Она шла по жизни осторожно, мелкими шажками, прячась за линией обороны. Он хотел предостеречь, что это не способ выиграть игру, но подозревал, что такая стратегия ей подходит.
– Расскажите о своем имени, – попросил он. – Феррин – это немного необычно, не согласны?
Он сжал ее руку и заметил, как красиво переплетаются их длинные пальцы. Потянул ее за собой, и они вместе пошли по линии прибоя.
– Оно в самом деле редкое. В детстве я никогда не могла купить сувенир со своим именем, – ответила она.
– То же самое со мной. Я не встречал много брелоков для ключей с именем «Хантер». Так вас назвали в честь кого-то?

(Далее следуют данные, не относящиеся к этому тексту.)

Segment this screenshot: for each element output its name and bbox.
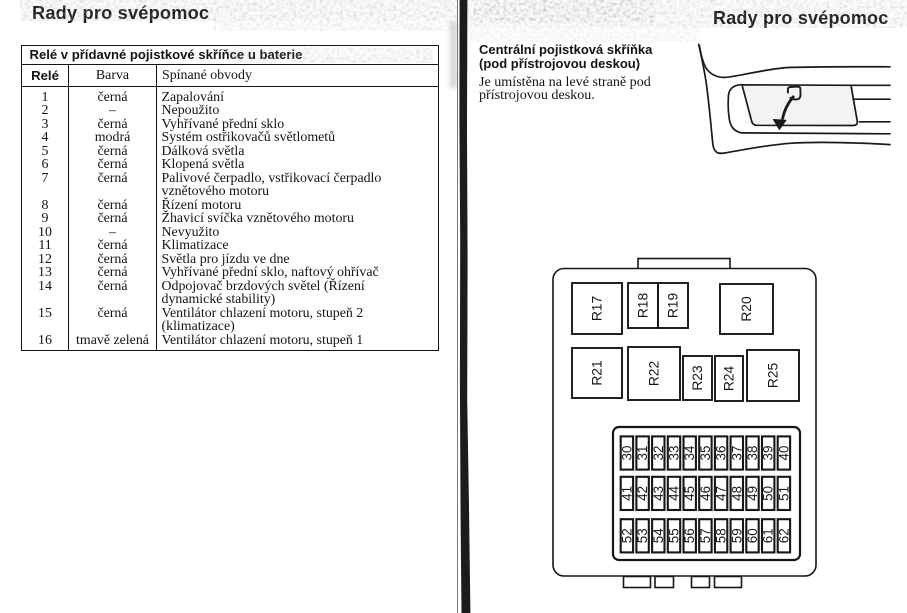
- svg-text:49: 49: [745, 486, 760, 501]
- svg-text:34: 34: [682, 445, 697, 460]
- svg-text:37: 37: [729, 446, 744, 461]
- svg-text:45: 45: [682, 486, 697, 501]
- svg-text:38: 38: [745, 446, 760, 461]
- svg-text:R22: R22: [647, 361, 662, 386]
- svg-text:54: 54: [651, 528, 666, 543]
- svg-text:60: 60: [745, 528, 760, 543]
- svg-text:51: 51: [776, 486, 791, 501]
- svg-text:59: 59: [729, 528, 744, 543]
- svg-text:R21: R21: [590, 360, 605, 385]
- svg-text:46: 46: [698, 486, 713, 501]
- svg-text:55: 55: [667, 528, 682, 543]
- svg-text:32: 32: [651, 446, 666, 461]
- svg-text:61: 61: [761, 528, 776, 543]
- svg-text:62: 62: [776, 528, 791, 543]
- svg-text:39: 39: [761, 446, 776, 461]
- svg-text:33: 33: [667, 446, 682, 461]
- svg-text:44: 44: [667, 485, 682, 500]
- svg-text:R18: R18: [636, 293, 651, 319]
- svg-text:R17: R17: [590, 296, 605, 321]
- svg-text:R23: R23: [690, 365, 705, 391]
- svg-text:R25: R25: [766, 363, 781, 389]
- svg-text:53: 53: [635, 528, 650, 543]
- svg-text:42: 42: [635, 486, 650, 501]
- svg-text:R24: R24: [722, 366, 737, 392]
- svg-text:R19: R19: [666, 293, 681, 319]
- svg-text:48: 48: [729, 486, 744, 501]
- svg-text:31: 31: [635, 446, 650, 461]
- svg-text:58: 58: [714, 528, 729, 543]
- svg-text:30: 30: [619, 446, 634, 461]
- svg-text:50: 50: [761, 486, 776, 501]
- svg-text:47: 47: [714, 486, 729, 501]
- svg-text:R20: R20: [739, 296, 754, 322]
- svg-text:57: 57: [698, 528, 713, 543]
- svg-text:36: 36: [714, 446, 729, 461]
- svg-text:41: 41: [619, 486, 634, 501]
- svg-text:43: 43: [651, 486, 666, 501]
- svg-text:35: 35: [698, 446, 713, 461]
- svg-text:52: 52: [619, 528, 634, 543]
- svg-text:56: 56: [682, 528, 697, 543]
- svg-text:40: 40: [776, 446, 791, 461]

– Да. Это второе имя прапрадеда по отцовской линии. Феррин – девичья фамилия его матери. Обычно «Феррин» бывает вторым именем или фамилией и очень редко первым. Но моя мама, которую зовут Дженнифер, посчитала свое имя слишком банальным и хотела, чтобы мое было уникальным.
Он улыбнулся:
– Уникальное имя для уникальной женщины.
– Вы недостаточно хорошо знаете меня, чтобы я могла поверить вашим словам.
Он молчал. Опять забыл, как она серьезна, как умна и видит суть за внешней мишурой, которую он привык разбрасывать перед окружающими, и как-то не задумывался о том, что не всем это нравится. Жаль, что он сказал ей это. Не нужно было, особенно сейчас. Ему следовало подождать, пока он не узнает ее лучше.

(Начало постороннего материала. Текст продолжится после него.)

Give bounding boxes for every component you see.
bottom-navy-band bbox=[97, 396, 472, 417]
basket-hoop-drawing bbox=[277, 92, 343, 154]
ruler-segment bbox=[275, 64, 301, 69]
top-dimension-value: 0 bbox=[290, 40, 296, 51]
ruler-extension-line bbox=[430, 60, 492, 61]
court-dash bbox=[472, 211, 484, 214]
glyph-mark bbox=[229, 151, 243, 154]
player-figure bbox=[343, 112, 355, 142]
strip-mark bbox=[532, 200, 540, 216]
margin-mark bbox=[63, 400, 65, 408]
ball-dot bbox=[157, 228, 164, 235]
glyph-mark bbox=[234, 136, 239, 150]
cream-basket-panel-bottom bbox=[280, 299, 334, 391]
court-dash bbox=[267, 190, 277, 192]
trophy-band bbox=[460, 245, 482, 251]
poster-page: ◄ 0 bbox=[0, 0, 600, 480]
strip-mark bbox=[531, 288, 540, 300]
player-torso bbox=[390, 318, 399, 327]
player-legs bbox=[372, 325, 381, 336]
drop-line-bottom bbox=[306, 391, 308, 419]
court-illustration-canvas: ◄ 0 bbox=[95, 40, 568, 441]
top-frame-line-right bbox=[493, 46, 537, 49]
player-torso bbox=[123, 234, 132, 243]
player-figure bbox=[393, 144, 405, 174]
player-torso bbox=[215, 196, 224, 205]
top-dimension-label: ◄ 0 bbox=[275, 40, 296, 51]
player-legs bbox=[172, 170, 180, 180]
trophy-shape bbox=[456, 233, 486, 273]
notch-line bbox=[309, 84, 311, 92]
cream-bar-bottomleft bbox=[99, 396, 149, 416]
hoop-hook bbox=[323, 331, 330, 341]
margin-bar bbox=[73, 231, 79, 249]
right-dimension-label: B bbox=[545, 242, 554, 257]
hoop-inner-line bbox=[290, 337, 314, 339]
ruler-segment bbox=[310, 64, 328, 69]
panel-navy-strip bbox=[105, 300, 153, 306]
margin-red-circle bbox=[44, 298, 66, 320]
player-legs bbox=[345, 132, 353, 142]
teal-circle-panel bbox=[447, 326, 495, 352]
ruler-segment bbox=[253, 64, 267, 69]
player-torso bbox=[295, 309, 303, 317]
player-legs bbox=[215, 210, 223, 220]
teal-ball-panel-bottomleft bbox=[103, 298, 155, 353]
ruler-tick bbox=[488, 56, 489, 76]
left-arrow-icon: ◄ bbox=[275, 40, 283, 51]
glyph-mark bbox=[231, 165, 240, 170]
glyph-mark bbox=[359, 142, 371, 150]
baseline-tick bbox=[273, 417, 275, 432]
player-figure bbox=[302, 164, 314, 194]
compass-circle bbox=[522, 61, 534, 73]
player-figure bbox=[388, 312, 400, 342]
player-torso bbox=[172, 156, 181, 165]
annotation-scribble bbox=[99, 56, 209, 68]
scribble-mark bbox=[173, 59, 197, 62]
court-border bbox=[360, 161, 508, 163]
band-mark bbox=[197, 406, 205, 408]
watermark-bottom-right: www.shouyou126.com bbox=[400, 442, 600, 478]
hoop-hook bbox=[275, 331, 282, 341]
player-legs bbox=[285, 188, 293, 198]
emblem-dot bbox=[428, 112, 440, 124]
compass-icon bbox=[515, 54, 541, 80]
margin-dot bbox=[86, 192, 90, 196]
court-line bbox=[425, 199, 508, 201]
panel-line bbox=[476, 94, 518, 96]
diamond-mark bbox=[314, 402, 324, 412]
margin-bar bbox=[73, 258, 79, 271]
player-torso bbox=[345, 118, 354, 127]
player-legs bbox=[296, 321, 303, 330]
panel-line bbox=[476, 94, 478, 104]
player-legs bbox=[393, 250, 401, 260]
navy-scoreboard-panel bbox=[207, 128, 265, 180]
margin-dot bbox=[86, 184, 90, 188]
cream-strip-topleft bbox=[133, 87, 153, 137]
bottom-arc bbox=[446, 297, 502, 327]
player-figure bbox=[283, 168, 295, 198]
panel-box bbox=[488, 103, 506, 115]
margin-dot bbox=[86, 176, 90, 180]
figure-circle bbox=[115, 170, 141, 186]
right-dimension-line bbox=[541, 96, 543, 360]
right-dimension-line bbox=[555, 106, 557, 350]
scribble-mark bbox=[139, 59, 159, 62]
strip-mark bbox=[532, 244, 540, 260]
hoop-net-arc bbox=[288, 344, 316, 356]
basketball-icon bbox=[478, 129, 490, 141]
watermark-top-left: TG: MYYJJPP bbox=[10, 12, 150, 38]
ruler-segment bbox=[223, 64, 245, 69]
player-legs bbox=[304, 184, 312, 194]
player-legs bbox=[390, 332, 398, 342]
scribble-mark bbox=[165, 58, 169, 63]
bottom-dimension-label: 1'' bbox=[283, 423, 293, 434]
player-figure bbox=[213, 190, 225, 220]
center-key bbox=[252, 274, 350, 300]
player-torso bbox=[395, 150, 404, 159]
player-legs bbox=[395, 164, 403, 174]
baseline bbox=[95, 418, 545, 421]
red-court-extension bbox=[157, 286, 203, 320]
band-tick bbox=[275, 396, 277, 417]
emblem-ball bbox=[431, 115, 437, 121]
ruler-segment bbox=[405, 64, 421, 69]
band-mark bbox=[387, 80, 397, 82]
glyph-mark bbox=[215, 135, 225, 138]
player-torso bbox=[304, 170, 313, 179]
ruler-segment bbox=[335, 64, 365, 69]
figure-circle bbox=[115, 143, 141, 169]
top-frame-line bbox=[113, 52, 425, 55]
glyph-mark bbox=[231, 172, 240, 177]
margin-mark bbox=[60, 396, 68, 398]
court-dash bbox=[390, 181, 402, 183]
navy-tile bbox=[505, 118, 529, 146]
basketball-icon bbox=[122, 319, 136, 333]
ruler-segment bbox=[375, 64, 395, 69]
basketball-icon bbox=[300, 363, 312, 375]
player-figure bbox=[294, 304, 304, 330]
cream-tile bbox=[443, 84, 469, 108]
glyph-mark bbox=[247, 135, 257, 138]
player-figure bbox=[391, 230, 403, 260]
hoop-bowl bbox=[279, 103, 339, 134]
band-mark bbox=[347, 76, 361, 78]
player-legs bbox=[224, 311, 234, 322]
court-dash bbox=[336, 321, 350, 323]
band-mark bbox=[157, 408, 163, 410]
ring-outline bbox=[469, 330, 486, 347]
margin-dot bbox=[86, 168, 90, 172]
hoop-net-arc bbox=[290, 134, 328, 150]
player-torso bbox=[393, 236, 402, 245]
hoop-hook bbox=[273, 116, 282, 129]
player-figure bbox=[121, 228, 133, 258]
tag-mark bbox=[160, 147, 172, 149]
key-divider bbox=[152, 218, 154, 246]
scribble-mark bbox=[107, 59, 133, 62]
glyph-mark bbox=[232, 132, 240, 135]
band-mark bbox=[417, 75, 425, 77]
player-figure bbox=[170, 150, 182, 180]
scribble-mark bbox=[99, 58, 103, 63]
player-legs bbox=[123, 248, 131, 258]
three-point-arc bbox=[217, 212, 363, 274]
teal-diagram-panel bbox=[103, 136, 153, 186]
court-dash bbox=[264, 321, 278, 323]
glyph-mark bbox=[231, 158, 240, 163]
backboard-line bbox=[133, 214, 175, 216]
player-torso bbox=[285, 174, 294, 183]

– Узнаю, – ответил он. Слова прозвучали клятвой, данной себе.
– Не стоит. Давайте просто…
– Вы зря меня недооцениваете, Феррин.
– Я недооцениваю? – удивилась она.
В этот момент она показалась ему хрупкой в лучах яркого солнца. В волнах резвились серфингисты, а дети деловито строили замки из песка.
– Да. Почему именно? – спросил он.
Она отняла руку и обхватила себя за талию. Очень застенчиво, словно не она смело приехала в его дом и сидела на крыльце, ожидая хозяина.
– Обещания легко даются. Всего пара слов сегодня, которые назавтра забываются. Может, этот день должен быть именно таким? Немного поразвлечемся, пока не решим, должна ли я действовать за спиной отца и дать вам то, что вы захотели. Но что-то подсказывает мне, что вам можно верить. Видеть в вас человека, способного не только на пустые слова, которые так беспечно уносит морской ветер. Если же все не так, придется с этим жить, – сказала она наконец.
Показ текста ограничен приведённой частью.